Ash Wednesday services most likely began during the sixth century in what is modern-day Spain. Today its practice has spread around the world and throughout many different Christian faith traditions. These ashes are a vivid reminder of our personal and corporate need for God. As we enter into Lent, Ash Wednesday provides us a twofold opportunity: to look back and to look forward; to evaluate what has passed and to prepare for what is to come. The ashes empower us to look back over the last year and over our lifetimes. John Climacus, a theologian who lived in the sixth century, explains "to repent is not to look downwards at your own shortcomings, but upwards at God's love. It is not to look backwards with self-reproach but forward with trustfulness.

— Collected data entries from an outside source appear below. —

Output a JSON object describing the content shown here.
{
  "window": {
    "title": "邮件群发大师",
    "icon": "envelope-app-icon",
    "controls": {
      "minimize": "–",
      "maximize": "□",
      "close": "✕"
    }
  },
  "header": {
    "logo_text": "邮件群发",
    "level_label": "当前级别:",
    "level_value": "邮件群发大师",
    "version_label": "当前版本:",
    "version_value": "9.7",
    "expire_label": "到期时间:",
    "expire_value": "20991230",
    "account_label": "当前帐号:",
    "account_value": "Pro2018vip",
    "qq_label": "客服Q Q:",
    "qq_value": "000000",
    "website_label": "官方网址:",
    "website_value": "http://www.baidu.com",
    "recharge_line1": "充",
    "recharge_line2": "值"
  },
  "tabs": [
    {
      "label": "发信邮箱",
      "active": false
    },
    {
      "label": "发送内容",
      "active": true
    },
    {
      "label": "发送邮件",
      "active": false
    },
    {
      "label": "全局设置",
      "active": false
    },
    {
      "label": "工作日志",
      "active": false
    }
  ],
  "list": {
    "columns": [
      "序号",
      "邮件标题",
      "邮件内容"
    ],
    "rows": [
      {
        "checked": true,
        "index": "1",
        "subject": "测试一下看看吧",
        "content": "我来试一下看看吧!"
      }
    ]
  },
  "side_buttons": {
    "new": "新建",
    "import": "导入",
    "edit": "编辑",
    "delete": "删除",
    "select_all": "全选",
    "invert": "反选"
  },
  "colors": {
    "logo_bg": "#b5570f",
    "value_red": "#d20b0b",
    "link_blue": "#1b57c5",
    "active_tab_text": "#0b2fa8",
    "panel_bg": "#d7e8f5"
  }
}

It is to see not what I have failed to be but what by the grace of Christ I might yet become."
The ashes on Ash Wednesday offer me an opportunity to consider my own mortality. They remind me that death is a certainty. I will die one day. But as I feel those ashes on my forehead, I am also reminded that I am not dead yet. I still have work to do, and the most important jobs before me are being a follower of Jesus the Christ, a husband, a father, and a son. I don't know about you, but I have always worked better with a deadline. Death is nothing to fear but considering death gives perspective to life. What by the grace of Christ might we yet become? "Remember that you are dust, and to dust you will return."